A 4,000 year old set of human remains in Sweden has yielded the oldest known evidence of the plague, pushing back the timeline of one of humanity's most feared diseases by nearly 2,000 years.
Scientists found the Yersinia pestis bacterium, which causes plague, in the remains of a woman and a child buried together at a Neolithic site in the country. The discovery suggests plague was circulating among humans in Scandinavia more than 3,000 years before the Black Death swept through Europe.
A mother and child buried with a hidden secret
The remains were excavated from a stone lined grave in the Swedish region of Falbygden. The woman was estimated to be between 20 and 30 years old at death. The child was around 6 to 10 years old. Genetic analysis of their teeth revealed traces of the plague bacterium, making this the oldest confirmed outbreak of the disease anywhere in the world.

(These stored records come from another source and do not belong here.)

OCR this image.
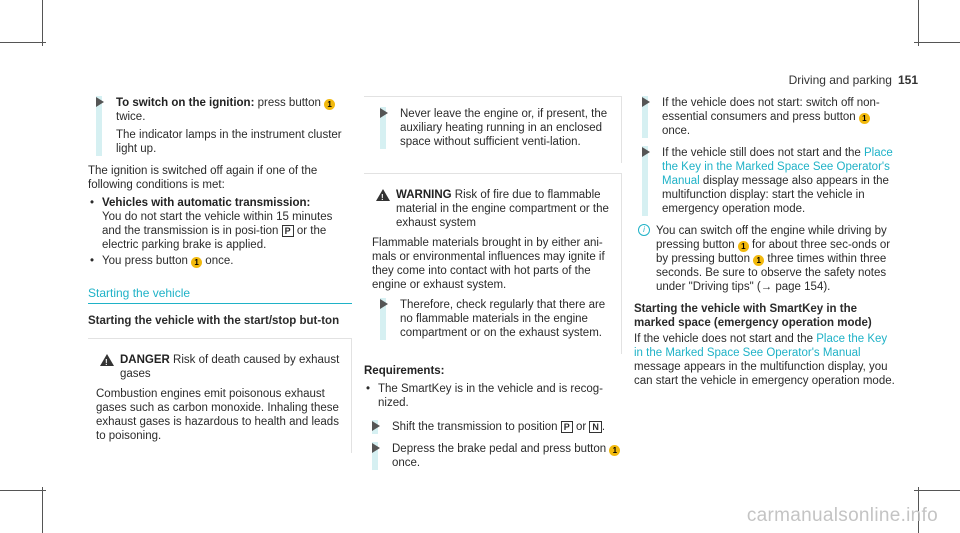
Driving and parking 151

To switch on the ignition: press button 1 twice.

The indicator lamps in the instrument cluster light up.

The ignition is switched off again if one of the following conditions is met:

• Vehicles with automatic transmission:
You do not start the vehicle within 15 minutes and the transmission is in posi-tion P or the electric parking brake is applied.
• You press button 1 once.
Starting the vehicle
Starting the vehicle with the start/stop but-ton
!
DANGER Risk of death caused by exhaust gases

Combustion engines emit poisonous exhaust gases such as carbon monoxide. Inhaling these exhaust gases is hazardous to health and leads to poisoning.

Never leave the engine or, if present, the auxiliary heating running in an enclosed space without sufficient venti-lation.

!
WARNING Risk of fire due to flammable material in the engine compartment or the exhaust system

Flammable materials brought in by either ani-mals or environmental influences may ignite if they come into contact with hot parts of the engine or exhaust system.

Therefore, check regularly that there are no flammable materials in the engine compartment or on the exhaust system.

Requirements:

• The SmartKey is in the vehicle and is recog-nized.

Shift the transmission to position P or N .

Depress the brake pedal and press button 1 once.

If the vehicle does not start: switch off non-essential consumers and press button 1 once.

If the vehicle still does not start and the Place the Key in the Marked Space See Operator's Manual display message also appears in the multifunction display: start the vehicle in emergency operation mode.

i You can switch off the engine while driving by pressing button 1 for about three sec-onds or by pressing button 1 three times within three seconds. Be sure to observe the safety notes under "Driving tips" (→ page 154).

Starting the vehicle with SmartKey in the marked space (emergency operation mode)

If the vehicle does not start and the Place the Key in the Marked Space See Operator's Manual message appears in the multifunction display, you can start the vehicle in emergency operation mode.

carmanualsonline.info
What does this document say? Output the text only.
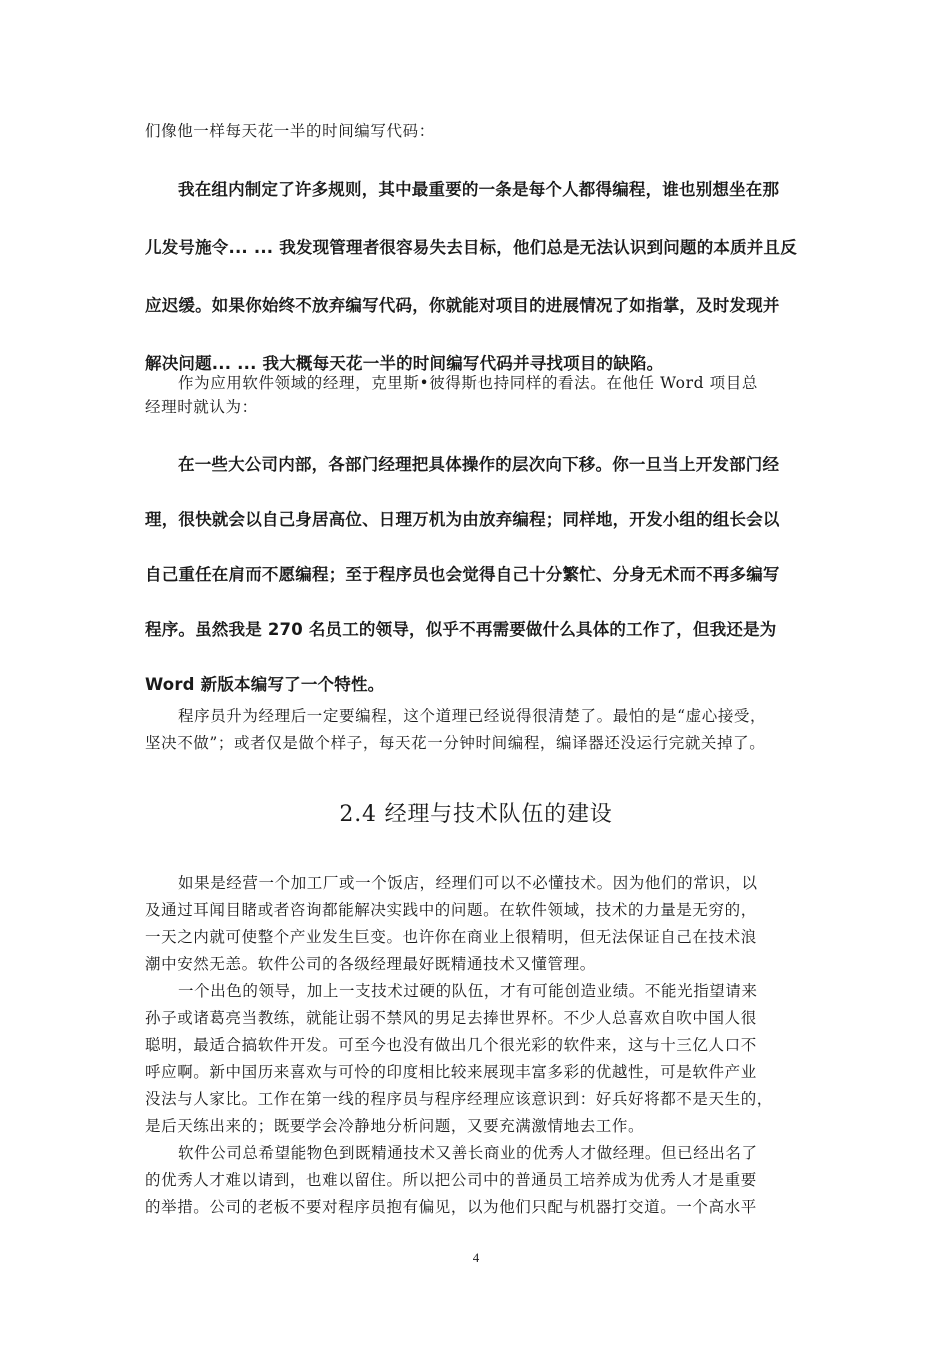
们像他一样每天花一半的时间编写代码：
我在组内制定了许多规则，其中最重要的一条是每个人都得编程，谁也别想坐在那
儿发号施令... ... 我发现管理者很容易失去目标，他们总是无法认识到问题的本质并且反
应迟缓。如果你始终不放弃编写代码，你就能对项目的进展情况了如指掌，及时发现并
解决问题... ... 我大概每天花一半的时间编写代码并寻找项目的缺陷。
作为应用软件领域的经理，克里斯•彼得斯也持同样的看法。在他任 Word 项目总
经理时就认为：
在一些大公司内部，各部门经理把具体操作的层次向下移。你一旦当上开发部门经
理，很快就会以自己身居高位、日理万机为由放弃编程；同样地，开发小组的组长会以
自己重任在肩而不愿编程；至于程序员也会觉得自己十分繁忙、分身无术而不再多编写
程序。虽然我是 270 名员工的领导，似乎不再需要做什么具体的工作了，但我还是为
Word 新版本编写了一个特性。
程序员升为经理后一定要编程，这个道理已经说得很清楚了。最怕的是“虚心接受，
坚决不做”；或者仅是做个样子，每天花一分钟时间编程，编译器还没运行完就关掉了。
2.4 经理与技术队伍的建设
如果是经营一个加工厂或一个饭店，经理们可以不必懂技术。因为他们的常识，以
及通过耳闻目睹或者咨询都能解决实践中的问题。在软件领域，技术的力量是无穷的，
一天之内就可使整个产业发生巨变。也许你在商业上很精明，但无法保证自己在技术浪
潮中安然无恙。软件公司的各级经理最好既精通技术又懂管理。
一个出色的领导，加上一支技术过硬的队伍，才有可能创造业绩。不能光指望请来
孙子或诸葛亮当教练，就能让弱不禁风的男足去捧世界杯。不少人总喜欢自吹中国人很
聪明，最适合搞软件开发。可至今也没有做出几个很光彩的软件来，这与十三亿人口不
呼应啊。新中国历来喜欢与可怜的印度相比较来展现丰富多彩的优越性，可是软件产业
没法与人家比。工作在第一线的程序员与程序经理应该意识到：好兵好将都不是天生的，
是后天练出来的；既要学会冷静地分析问题，又要充满激情地去工作。
软件公司总希望能物色到既精通技术又善长商业的优秀人才做经理。但已经出名了
的优秀人才难以请到，也难以留住。所以把公司中的普通员工培养成为优秀人才是重要
的举措。公司的老板不要对程序员抱有偏见，以为他们只配与机器打交道。一个高水平
4
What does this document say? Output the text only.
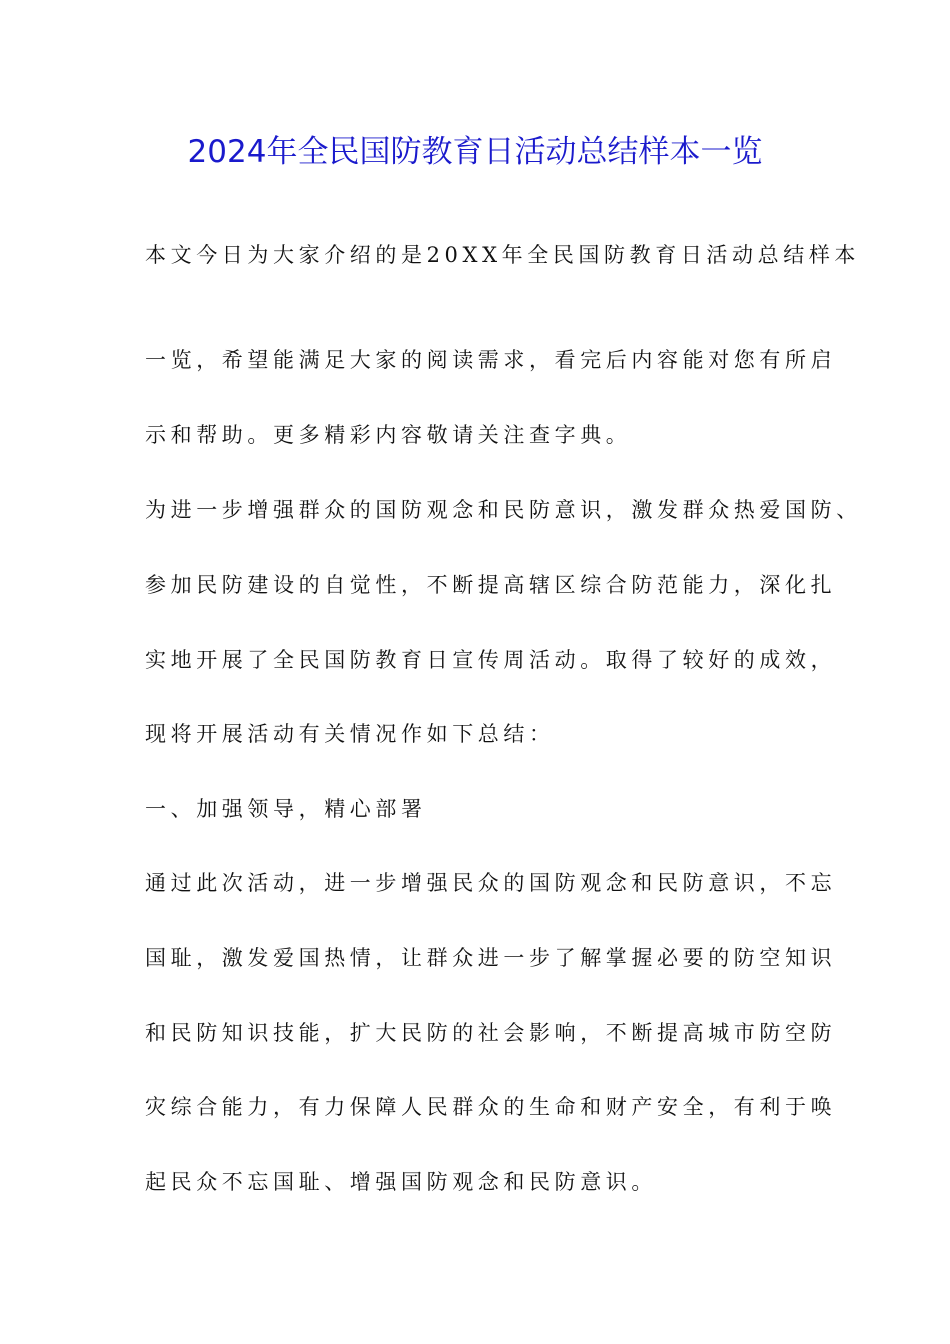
2024年全民国防教育日活动总结样本一览
本文今日为大家介绍的是20XX年全民国防教育日活动总结样本
一览，希望能满足大家的阅读需求，看完后内容能对您有所启
示和帮助。更多精彩内容敬请关注查字典。
为进一步增强群众的国防观念和民防意识，激发群众热爱国防、
参加民防建设的自觉性，不断提高辖区综合防范能力，深化扎
实地开展了全民国防教育日宣传周活动。取得了较好的成效，
现将开展活动有关情况作如下总结：
一、加强领导，精心部署
通过此次活动，进一步增强民众的国防观念和民防意识，不忘
国耻，激发爱国热情，让群众进一步了解掌握必要的防空知识
和民防知识技能，扩大民防的社会影响，不断提高城市防空防
灾综合能力，有力保障人民群众的生命和财产安全，有利于唤
起民众不忘国耻、增强国防观念和民防意识。
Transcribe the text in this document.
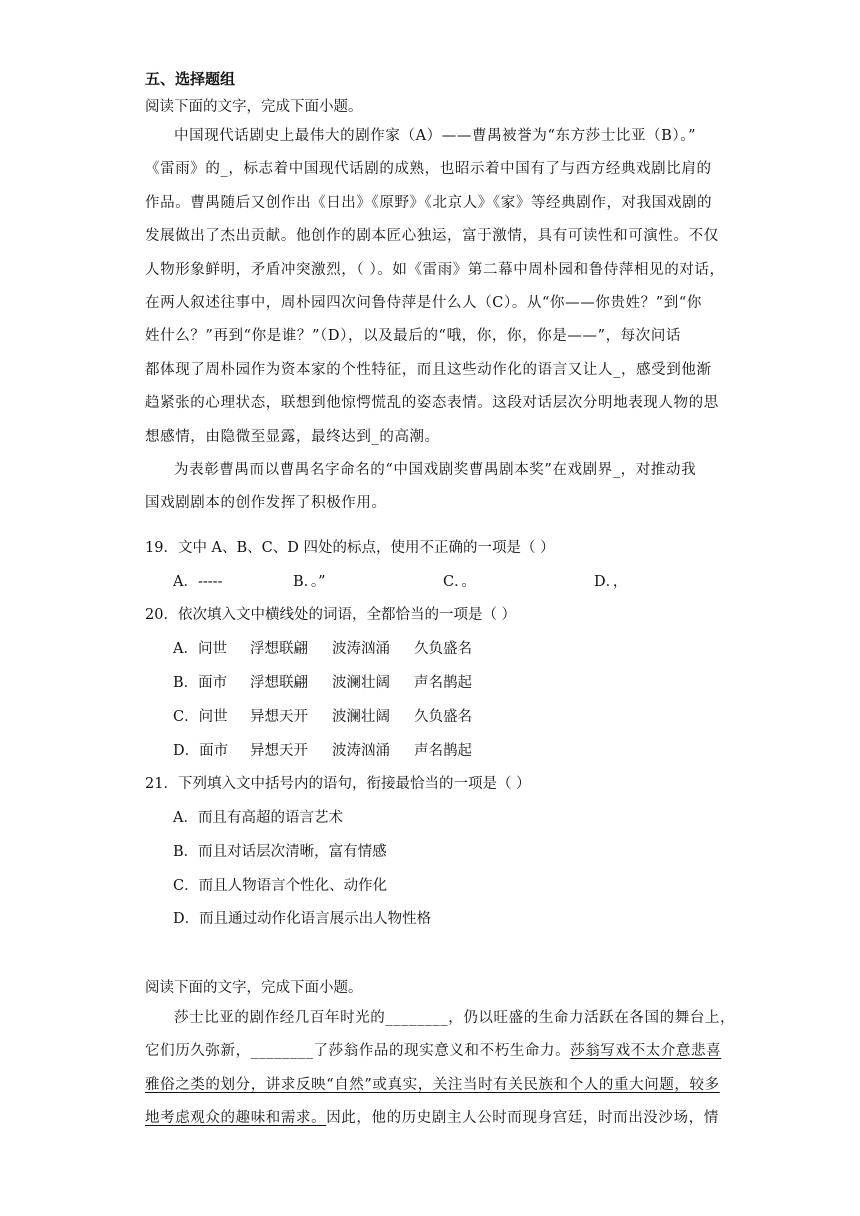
五、选择题组
阅读下面的文字，完成下面小题。
中国现代话剧史上最伟大的剧作家（A）——曹禺被誉为“东方莎士比亚（B）。”
《雷雨》的_，标志着中国现代话剧的成熟，也昭示着中国有了与西方经典戏剧比肩的
作品。曹禺随后又创作出《日出》《原野》《北京人》《家》等经典剧作，对我国戏剧的
发展做出了杰出贡献。他创作的剧本匠心独运，富于激情，具有可读性和可演性。不仅
人物形象鲜明，矛盾冲突激烈，（ ）。如《雷雨》第二幕中周朴园和鲁侍萍相见的对话，
在两人叙述往事中，周朴园四次问鲁侍萍是什么人（C）。从“你——你贵姓？”到“你
姓什么？”再到“你是谁？”（D），以及最后的“哦，你，你，你是——”，每次问话
都体现了周朴园作为资本家的个性特征，而且这些动作化的语言又让人_，感受到他渐
趋紧张的心理状态，联想到他惊愕慌乱的姿态表情。这段对话层次分明地表现人物的思
想感情，由隐微至显露，最终达到_的高潮。
为表彰曹禺而以曹禺名字命名的“中国戏剧奖曹禺剧本奖”在戏剧界_，对推动我
国戏剧剧本的创作发挥了积极作用。
19．文中 A、B、C、D 四处的标点，使用不正确的一项是（ ）
A．-----	B．。”	C．。	D．，
20．依次填入文中横线处的词语，全都恰当的一项是（ ）
A．问世 浮想联翩 波涛汹涌 久负盛名
B．面市 浮想联翩 波澜壮阔 声名鹊起
C．问世 异想天开 波澜壮阔 久负盛名
D．面市 异想天开 波涛汹涌 声名鹊起
21．下列填入文中括号内的语句，衔接最恰当的一项是（ ）
A．而且有高超的语言艺术
B．而且对话层次清晰，富有情感
C．而且人物语言个性化、动作化
D．而且通过动作化语言展示出人物性格
阅读下面的文字，完成下面小题。
莎士比亚的剧作经几百年时光的________，仍以旺盛的生命力活跃在各国的舞台上，
它们历久弥新，________了莎翁作品的现实意义和不朽生命力。莎翁写戏不太介意悲喜
雅俗之类的划分，讲求反映“自然”或真实，关注当时有关民族和个人的重大问题，较多
地考虑观众的趣味和需求。因此，他的历史剧主人公时而现身宫廷，时而出没沙场，情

Researchers from several European universities worked on the study. They extracted DNA from the teeth and sequenced the ancient pathogen's genome. The strain they found is older and genetically simpler than the one that caused the Justinian Plague in the 6th century or the Black Death in the 14th century. It lacked a gene that allows fleas to transmit the disease, which means this early version of plague may have spread directly from person to person rather than through flea bites.
Why this changes what we know about ancient disease
For local archaeologists and historians in Sweden, the finding reshapes the story of how disease moved through prehistoric Europe. The site in Falbygden is part of a well studied Neolithic landscape with passage graves and settlements. The presence of plague in these two individuals suggests that outbreaks may have contributed to population declines seen in Scandinavia around that time.
The woman and child were buried together in a careful arrangement, which indicates they were not cast out because of illness. Their community treated them with respect even if plague was present. This challenges older assumptions that ancient people abandoned or feared those who died from infectious disease.
What the ancient plague genome reveals
The genome of this early plague strain is about 4,000 years old, making it the oldest Yersinia pestis genome ever recovered. By comparing it with later strains, scientists can trace how the bacterium evolved over millennia. The absence of the flea transmission gene means that this version of plague was less efficient at spreading than the medieval version. It likely caused smaller, more localized outbreaks rather than continent wide pandemics.
The discovery also raises questions about how plague arrived in Scandinavia. The woman and child lived in a farming community that had contact with other groups through trade networks. The bacterium may have traveled with people moving across Europe, long before the great plague epidemics recorded in written history.
This finding does not rewrite the story of the Black Death, but it adds a new chapter at the very beginning. The oldest known victim of plague was a young woman in Sweden, buried with her child, in a grave that held a secret for 4,000 years.